Research Institute of Cardiovascular Disease, Metabolism and Nutrition, Faculté de Médecine - Hôpital Pitié-Salpêtrière, Sorbonne University, Inserm, UMR_S1166-ICAN, F-75013 Paris, France.
Centre d'Investigation Clinique Paris-Est CIC-1901 Hôpital de la Pitié-Salpêtrière AP-HP, 75013 Paris, France.
Biomolecules. 2020 May 25;10(5):810. doi: 10.3390/biom10050810.
Elevation of nonfasting triglyceride (TG) levels above 1.8 g/L (2 mmol/L) is associated with increased risk of cardiovascular diseases. Exacerbated postprandial hypertriglyceridemia (PP-HTG) and metabolic context both modulate the overall efficacy of the reverse cholesterol transport (RCT) pathway, but the specific contribution of exaggerated PP-HTG on RCT efficacy remains indeterminate. Healthy male volunteers ( = 78) exhibiting no clinical features of metabolic disorders underwent a postprandial exploration following consumption of a typical Western meal providing 1200 kcal. Subjects were stratified according to maximal nonfasting TG levels reached after ingestion of the test meal into subjects with a desirable PP-TG response (G, TG < 1.8 g/L, = 47) and subjects with an undesirable PP-TG response (G, TG > 1.8 g/L, = 31). The impact of the degree of PP-TG response on major steps of RCT pathway, including cholesterol efflux from human macrophages, cholesteryl ester transfer protein (CETP) activity, and hepatic high-density lipoprotein (HDL)-cholesteryl ester (CE) selective uptake, was evaluated. Cholesterol efflux from human macrophages was not significantly affected by the degree of the PP-TG response. Postprandial increase in CETP-mediated CE transfer from HDL to triglyceride-rich lipoprotein particles, and more specifically to chylomicrons, was enhanced in G vs G. The hepatic HDL-CE delivery was reduced in subjects from G in comparison with those from G. Undesirable PP-TG response induces an overall reduction in RCT efficacy that contributes to the onset elevation of both fasting and nonfasting TG levels and to the development of cardiometabolic diseases.

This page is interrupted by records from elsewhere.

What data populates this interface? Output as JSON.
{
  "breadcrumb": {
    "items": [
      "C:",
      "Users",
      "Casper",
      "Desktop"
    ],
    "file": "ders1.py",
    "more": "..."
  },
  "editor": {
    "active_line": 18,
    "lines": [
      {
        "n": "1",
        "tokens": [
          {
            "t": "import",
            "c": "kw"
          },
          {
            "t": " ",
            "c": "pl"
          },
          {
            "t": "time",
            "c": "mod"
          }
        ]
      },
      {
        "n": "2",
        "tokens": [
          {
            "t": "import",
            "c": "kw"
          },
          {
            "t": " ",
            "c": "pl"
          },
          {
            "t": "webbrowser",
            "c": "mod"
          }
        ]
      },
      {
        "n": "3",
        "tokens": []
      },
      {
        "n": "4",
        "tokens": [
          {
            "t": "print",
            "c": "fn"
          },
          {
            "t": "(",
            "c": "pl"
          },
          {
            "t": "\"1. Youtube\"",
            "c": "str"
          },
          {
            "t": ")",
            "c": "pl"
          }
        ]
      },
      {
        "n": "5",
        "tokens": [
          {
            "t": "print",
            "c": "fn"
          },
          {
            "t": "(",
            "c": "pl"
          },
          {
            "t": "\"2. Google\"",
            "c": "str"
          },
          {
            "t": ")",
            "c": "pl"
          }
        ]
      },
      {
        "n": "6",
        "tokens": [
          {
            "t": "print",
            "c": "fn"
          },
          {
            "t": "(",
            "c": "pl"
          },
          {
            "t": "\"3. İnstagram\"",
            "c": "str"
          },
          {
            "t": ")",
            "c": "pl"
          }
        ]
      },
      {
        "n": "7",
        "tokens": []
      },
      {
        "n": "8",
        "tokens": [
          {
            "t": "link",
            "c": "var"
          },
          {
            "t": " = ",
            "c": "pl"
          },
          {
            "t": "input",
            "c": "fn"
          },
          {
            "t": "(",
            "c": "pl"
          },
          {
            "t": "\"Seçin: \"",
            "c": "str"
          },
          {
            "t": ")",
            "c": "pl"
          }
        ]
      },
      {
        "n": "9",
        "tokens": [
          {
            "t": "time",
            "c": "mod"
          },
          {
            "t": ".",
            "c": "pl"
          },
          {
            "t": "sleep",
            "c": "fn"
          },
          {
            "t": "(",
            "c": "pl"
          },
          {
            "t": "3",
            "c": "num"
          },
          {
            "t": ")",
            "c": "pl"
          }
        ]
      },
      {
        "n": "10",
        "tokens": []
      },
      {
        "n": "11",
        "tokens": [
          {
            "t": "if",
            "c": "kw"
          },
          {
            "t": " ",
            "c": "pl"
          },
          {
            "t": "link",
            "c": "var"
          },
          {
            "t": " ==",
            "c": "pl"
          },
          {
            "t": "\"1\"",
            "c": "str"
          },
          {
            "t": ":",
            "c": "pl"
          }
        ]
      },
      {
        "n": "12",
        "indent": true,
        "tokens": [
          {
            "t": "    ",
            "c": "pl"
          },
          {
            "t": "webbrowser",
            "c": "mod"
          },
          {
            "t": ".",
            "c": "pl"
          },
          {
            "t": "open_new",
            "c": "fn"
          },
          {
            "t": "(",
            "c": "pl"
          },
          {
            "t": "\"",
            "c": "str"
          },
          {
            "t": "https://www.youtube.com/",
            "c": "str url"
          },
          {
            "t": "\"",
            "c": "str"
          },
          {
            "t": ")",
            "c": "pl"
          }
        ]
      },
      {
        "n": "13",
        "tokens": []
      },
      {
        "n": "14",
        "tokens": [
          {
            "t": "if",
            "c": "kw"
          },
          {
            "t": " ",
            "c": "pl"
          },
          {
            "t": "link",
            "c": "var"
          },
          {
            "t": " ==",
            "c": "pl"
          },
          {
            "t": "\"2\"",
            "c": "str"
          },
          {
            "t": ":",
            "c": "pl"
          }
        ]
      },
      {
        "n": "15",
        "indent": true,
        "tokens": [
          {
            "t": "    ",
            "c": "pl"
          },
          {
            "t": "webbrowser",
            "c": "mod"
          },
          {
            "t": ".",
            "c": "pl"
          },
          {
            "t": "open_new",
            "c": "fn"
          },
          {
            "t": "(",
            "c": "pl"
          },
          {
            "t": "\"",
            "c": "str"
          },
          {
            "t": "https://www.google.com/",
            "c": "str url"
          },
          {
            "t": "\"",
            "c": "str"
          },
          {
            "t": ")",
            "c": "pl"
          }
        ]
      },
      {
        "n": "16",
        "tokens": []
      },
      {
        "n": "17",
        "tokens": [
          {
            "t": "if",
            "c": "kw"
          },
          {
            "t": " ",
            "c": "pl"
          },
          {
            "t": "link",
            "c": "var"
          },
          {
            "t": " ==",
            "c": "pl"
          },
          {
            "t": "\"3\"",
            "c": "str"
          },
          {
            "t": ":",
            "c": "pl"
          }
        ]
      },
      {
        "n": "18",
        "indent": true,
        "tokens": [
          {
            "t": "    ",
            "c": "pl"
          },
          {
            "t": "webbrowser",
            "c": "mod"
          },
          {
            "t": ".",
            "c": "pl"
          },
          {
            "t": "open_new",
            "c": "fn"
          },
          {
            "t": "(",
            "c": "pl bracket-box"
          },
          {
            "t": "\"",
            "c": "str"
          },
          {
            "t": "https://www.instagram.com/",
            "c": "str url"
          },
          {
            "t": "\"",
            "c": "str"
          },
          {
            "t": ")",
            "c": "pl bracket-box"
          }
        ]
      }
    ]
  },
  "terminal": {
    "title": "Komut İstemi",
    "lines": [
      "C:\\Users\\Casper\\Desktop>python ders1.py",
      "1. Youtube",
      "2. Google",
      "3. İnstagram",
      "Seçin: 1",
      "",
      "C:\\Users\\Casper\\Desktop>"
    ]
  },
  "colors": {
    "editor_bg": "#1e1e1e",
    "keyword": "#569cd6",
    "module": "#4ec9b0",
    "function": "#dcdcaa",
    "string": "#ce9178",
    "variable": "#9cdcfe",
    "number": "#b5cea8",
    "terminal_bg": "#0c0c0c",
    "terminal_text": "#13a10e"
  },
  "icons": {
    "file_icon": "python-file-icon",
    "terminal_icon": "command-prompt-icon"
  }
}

空腹甘油三酯(TG)水平升高至 1.8g/L(2mmol/L)以上与心血管疾病风险增加相关。餐后高甘油三酯血症(PP-HTG)加剧和代谢环境均调节胆固醇逆转运(RCT)途径的整体疗效,但夸张的 PP-HTG 对 RCT 疗效的具体贡献仍不确定。无代谢紊乱临床特征的健康男性志愿者(n=78)在摄入典型的提供 1200 卡路里的西式餐后进行了餐后探索。根据摄入试验餐后达到的最大非空腹 TG 水平,将受试者分为具有理想 PP-TG 反应(G,TG<1.8g/L,n=47)和不理想 PP-TG 反应(G,TG>1.8g/L,n=31)的受试者。评估了 PP-TG 反应程度对 RCT 途径主要步骤的影响,包括人巨噬细胞胆固醇外流、胆固醇酯转移蛋白(CETP)活性和肝脏高密度脂蛋白(HDL)-胆固醇酯(CE)选择性摄取。人巨噬细胞胆固醇外流不受 PP-TG 反应程度的显著影响。PP-TG 反应程度增加,CETP 介导的从 HDL 到富含甘油三酯的脂蛋白颗粒(特别是乳糜微粒)的 CE 转移增加,G 组与 G 组相比。与 G 组相比,G 组受试者肝脏 HDL-CE 摄取减少。不良的 PP-TG 反应导致 RCT 疗效整体降低,导致空腹和非空腹 TG 水平升高,并导致心脏代谢疾病的发生。